Após 10 dias, Garotinho é internado

Rio de Janeiro – Depois de dez dias em greve de fome e 6,2 kg mais magro, o pré-candidato à Presidência pelo PMDB Anthony Garotinho acatou orientação médica e foi internado em um hospital do Rio para reidratação intravenosa com soro glicosado ontem à tarde, o que na prática encerra a greve de fome.

Para Garotinho, contudo, o jejum continua. "Não tenho como não aceitar a orientação do meu médico, mas a greve não acabou."

Segundo o médico do pré-candidato, Abdu Neme, será feita a reposição de sais minerais. Depois de "exaustiva avaliação", o médico concluiu que, apesar de lúcido e orientado, Garotinho estava com a pressão instável, o que provocava tontura e mal-estar.
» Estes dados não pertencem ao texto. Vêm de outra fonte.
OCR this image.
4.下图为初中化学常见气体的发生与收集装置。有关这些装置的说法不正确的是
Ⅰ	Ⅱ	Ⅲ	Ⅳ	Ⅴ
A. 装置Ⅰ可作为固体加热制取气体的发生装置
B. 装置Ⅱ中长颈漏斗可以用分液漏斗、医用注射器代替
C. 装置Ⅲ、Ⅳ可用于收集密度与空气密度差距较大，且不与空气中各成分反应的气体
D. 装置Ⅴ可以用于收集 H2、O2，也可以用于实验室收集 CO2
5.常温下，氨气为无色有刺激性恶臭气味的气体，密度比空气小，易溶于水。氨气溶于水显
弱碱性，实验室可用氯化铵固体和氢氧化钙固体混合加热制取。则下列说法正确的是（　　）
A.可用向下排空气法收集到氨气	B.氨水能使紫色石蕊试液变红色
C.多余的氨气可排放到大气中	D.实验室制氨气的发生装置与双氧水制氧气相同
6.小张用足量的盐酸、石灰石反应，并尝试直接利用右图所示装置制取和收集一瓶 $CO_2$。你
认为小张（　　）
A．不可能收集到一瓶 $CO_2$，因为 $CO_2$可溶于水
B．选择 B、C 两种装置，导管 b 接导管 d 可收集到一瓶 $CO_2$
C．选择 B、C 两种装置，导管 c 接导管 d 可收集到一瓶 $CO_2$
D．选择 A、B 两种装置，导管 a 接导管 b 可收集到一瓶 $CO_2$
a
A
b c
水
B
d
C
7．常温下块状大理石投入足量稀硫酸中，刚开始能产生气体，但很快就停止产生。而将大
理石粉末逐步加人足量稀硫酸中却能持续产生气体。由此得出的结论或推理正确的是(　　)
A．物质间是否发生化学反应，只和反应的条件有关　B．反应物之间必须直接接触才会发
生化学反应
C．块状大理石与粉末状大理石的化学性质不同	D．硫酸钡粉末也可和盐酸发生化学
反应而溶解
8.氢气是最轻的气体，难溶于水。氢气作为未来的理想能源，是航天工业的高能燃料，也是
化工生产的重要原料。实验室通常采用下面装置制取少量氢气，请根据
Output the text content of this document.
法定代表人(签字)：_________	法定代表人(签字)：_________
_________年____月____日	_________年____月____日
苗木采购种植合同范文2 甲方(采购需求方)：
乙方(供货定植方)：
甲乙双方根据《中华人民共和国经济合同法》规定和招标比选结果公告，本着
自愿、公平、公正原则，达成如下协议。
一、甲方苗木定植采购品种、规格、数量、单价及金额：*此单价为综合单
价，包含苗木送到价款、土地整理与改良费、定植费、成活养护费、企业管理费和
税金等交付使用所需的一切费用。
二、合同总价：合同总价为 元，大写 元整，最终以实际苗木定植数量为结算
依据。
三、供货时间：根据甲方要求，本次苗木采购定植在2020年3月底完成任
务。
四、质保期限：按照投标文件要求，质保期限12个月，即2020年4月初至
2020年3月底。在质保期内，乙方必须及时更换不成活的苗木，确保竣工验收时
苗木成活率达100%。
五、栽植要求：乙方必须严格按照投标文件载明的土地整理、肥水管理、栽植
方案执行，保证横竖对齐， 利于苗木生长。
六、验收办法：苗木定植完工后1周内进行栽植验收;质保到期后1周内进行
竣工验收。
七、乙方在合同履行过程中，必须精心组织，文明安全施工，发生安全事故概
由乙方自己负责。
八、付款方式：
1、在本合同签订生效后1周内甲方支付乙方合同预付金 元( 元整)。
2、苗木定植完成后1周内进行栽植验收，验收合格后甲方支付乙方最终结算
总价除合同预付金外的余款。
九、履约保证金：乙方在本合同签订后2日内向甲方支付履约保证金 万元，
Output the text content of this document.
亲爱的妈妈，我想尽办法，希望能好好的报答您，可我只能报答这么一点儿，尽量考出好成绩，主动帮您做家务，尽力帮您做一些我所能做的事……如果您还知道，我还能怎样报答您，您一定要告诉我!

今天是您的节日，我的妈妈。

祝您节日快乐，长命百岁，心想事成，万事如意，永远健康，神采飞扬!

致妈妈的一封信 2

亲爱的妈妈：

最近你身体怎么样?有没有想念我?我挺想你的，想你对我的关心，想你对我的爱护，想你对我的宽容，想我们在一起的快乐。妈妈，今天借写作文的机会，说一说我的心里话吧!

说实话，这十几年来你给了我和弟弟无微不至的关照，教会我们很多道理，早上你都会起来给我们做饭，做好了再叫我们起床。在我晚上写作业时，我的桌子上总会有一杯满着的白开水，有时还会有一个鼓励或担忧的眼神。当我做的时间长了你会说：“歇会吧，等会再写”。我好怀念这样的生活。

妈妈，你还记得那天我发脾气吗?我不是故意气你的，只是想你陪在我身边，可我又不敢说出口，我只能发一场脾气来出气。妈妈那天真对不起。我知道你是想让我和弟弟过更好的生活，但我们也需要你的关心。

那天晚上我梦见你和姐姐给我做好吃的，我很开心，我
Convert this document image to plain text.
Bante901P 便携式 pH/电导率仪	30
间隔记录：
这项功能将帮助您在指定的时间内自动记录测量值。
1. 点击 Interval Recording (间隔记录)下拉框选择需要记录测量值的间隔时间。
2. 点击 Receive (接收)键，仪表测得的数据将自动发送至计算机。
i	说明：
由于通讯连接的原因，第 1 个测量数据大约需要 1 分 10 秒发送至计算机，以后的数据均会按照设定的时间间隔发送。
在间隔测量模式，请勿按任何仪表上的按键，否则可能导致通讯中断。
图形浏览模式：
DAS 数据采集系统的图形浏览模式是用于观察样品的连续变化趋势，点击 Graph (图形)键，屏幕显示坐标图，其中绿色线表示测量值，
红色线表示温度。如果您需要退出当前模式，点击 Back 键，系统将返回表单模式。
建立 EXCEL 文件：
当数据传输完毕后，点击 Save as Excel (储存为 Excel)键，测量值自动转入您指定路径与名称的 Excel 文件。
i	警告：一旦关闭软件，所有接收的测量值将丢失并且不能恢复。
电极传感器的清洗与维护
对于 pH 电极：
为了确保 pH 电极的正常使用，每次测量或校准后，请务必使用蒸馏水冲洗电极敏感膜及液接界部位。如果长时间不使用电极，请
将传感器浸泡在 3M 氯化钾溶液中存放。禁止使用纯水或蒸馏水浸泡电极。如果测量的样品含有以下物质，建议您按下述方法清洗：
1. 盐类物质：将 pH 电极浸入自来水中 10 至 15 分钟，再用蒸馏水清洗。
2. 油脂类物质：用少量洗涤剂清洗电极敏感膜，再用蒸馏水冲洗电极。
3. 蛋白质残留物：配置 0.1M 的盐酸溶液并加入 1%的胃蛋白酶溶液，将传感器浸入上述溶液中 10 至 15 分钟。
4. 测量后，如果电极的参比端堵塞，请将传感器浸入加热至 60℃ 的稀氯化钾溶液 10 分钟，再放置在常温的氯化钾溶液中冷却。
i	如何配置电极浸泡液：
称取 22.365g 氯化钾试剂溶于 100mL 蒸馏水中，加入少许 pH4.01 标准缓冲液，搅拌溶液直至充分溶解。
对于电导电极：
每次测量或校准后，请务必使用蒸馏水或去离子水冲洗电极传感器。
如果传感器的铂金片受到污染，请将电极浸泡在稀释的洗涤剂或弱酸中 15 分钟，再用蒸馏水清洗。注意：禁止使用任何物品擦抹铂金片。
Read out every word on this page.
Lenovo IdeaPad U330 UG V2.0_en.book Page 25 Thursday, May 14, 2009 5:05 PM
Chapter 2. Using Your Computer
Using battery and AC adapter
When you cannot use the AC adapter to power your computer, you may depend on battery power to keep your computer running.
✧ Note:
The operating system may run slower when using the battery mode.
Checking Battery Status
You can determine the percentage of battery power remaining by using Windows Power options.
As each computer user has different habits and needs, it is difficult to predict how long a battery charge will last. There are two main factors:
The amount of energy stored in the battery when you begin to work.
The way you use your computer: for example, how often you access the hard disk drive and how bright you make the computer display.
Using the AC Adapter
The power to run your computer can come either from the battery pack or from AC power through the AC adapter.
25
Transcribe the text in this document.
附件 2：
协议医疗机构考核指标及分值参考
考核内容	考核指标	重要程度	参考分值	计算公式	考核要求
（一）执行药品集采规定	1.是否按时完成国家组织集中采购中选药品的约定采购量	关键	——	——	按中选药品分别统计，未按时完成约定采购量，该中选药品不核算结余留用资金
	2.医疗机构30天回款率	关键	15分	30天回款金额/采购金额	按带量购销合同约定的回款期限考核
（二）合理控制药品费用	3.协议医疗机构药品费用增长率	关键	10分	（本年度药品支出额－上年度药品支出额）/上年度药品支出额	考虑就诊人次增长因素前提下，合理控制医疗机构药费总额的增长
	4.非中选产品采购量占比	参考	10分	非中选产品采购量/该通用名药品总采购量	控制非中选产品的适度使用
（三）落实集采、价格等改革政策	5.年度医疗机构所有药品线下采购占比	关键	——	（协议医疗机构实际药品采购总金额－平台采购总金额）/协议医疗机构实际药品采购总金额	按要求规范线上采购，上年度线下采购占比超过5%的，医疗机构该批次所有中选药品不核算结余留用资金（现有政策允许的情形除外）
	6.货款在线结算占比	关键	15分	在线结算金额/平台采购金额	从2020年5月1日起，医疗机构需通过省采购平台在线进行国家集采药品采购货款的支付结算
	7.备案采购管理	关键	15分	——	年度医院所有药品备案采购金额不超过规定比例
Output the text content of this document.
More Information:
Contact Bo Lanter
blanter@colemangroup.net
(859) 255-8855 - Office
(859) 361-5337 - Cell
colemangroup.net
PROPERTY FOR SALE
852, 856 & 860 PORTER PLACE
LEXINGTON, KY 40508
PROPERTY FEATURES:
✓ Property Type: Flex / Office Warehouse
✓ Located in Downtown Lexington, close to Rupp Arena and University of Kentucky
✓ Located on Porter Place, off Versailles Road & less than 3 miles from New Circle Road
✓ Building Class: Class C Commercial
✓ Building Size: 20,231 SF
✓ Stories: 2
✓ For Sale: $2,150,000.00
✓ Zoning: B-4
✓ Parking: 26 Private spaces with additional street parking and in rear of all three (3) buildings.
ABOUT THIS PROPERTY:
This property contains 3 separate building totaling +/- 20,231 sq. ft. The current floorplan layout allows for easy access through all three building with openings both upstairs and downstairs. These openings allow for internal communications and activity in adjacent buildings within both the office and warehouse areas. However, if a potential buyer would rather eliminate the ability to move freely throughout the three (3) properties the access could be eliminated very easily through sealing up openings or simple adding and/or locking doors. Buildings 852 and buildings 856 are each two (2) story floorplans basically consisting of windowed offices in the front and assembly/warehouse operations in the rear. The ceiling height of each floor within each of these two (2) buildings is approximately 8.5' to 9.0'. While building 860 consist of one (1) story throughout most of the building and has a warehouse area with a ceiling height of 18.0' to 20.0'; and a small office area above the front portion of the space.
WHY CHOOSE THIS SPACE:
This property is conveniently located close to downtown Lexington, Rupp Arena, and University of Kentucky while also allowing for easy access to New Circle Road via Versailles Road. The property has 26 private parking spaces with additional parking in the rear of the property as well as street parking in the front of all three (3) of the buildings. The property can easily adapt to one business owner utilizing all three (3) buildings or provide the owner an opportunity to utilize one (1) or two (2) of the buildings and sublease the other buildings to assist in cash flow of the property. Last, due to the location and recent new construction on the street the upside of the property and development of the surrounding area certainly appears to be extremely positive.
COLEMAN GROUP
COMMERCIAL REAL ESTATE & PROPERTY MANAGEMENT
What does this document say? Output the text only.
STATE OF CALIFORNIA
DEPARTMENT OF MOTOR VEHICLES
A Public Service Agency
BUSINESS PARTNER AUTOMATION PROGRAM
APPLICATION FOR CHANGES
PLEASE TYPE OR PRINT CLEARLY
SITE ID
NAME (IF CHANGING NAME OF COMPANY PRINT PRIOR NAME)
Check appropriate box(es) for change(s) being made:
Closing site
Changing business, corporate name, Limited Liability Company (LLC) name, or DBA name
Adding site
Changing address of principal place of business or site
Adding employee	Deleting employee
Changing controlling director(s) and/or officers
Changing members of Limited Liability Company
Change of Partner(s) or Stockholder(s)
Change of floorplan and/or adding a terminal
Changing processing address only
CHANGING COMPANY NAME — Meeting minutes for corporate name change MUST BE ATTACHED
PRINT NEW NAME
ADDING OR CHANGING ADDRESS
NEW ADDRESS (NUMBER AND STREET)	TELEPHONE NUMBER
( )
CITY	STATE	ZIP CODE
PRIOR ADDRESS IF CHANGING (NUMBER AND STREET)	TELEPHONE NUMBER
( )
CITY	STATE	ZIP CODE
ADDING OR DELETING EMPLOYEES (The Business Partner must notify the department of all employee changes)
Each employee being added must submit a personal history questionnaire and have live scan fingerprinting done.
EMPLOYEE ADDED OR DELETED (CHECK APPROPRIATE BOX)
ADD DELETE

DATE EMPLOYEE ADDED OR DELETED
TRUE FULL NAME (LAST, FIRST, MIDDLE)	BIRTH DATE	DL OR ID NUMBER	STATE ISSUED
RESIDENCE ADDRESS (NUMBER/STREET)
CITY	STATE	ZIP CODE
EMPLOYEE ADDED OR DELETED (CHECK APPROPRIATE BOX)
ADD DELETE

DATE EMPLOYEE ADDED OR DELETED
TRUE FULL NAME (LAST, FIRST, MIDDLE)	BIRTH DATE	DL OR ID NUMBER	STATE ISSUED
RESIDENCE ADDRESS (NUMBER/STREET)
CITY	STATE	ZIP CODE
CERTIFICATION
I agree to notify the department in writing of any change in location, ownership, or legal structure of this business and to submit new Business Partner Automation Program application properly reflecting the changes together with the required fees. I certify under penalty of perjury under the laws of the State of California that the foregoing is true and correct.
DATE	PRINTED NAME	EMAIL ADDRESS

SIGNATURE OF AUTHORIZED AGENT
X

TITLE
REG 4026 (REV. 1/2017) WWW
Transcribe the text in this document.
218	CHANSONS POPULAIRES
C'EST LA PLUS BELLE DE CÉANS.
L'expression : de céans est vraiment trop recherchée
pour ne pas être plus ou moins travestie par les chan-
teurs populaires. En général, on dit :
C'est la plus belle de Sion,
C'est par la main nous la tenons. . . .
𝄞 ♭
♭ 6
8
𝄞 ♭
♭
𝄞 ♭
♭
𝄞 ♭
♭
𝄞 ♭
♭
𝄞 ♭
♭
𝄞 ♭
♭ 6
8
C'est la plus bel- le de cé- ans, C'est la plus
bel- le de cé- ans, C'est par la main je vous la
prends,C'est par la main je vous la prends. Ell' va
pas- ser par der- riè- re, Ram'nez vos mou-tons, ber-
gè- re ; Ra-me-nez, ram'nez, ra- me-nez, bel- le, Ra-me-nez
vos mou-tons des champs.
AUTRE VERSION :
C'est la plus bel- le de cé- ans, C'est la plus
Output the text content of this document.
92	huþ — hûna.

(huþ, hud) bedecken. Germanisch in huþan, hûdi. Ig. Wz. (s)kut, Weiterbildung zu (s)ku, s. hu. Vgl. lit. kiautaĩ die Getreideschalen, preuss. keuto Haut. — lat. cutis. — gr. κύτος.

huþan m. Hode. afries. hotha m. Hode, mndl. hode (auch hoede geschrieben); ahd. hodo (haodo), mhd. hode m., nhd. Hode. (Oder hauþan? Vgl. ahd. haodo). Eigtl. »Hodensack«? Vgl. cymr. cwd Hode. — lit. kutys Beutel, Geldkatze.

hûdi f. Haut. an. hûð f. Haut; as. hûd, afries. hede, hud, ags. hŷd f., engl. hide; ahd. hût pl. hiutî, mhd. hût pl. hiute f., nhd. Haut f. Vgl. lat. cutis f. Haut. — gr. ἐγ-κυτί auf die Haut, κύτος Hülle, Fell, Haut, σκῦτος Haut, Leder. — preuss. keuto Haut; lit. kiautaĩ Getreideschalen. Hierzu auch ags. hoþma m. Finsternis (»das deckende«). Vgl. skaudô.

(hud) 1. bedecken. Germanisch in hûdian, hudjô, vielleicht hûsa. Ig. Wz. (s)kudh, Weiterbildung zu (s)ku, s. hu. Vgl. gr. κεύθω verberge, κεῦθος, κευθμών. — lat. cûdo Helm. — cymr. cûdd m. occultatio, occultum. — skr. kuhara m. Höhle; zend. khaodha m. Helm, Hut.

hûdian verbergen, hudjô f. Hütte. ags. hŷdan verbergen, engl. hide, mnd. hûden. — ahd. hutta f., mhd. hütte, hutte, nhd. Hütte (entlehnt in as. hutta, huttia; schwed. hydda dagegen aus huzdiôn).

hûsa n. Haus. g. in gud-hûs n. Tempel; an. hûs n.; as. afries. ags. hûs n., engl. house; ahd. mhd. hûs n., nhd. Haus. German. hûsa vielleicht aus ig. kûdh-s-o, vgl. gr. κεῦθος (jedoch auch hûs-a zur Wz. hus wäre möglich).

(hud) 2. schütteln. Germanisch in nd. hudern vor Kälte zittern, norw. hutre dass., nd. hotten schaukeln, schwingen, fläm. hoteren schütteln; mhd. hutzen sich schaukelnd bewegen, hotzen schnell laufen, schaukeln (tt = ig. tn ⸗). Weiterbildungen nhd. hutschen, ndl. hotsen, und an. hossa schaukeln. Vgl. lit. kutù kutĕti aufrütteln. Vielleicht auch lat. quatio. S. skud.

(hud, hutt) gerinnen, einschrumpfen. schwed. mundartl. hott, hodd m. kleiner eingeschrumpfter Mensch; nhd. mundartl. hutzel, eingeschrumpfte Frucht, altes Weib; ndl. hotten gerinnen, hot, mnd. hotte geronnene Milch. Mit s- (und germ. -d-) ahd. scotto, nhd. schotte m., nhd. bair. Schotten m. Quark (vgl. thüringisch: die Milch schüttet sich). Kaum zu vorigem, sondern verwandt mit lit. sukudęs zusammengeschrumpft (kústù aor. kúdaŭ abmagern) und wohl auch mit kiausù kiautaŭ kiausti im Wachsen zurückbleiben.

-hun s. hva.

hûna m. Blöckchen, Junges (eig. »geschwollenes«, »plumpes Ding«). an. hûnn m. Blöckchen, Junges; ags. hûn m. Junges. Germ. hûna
Na terça-feira, ele havia dito que, ao repor as necessidades básicas do paciente, "na prática, os efeitos da greve de fome cessam".

Segundo a nutricionista Cíntia Machado, uma pessoa pode viver "meses" apenas no soro. "O corpo dele continuará sofrendo os efeitos da falta de proteína e gordura, mas a glicose não deixa de ser um nutriente. Ele não morre, mas não terá as calorias necessárias.

Ao responder se aceitar a reidratação venosa não significava suspender tecnicamente a greve de fome, Garotinho disse apenas: "Não sei, eu não sou médico." Garotinho anunciou a decisão de ser internado às 17 horas de ontem ao lado de sua mulher, a governadora Rosinha Matheus. Estavam na sala da sede regional do PMDB, onde ele permaneceu todo o tempo da greve.

Depois do anúncio, seguiu em ambulância do Corpo de Bombeiros para o hospital particular Quinta D"or.

Garotinho afirmou que participará da convenção do partido no sábado em Brasília para defender a candidatura própria do PMDB à Presidência. Ele disse ainda que não desistiu da pré-campanha.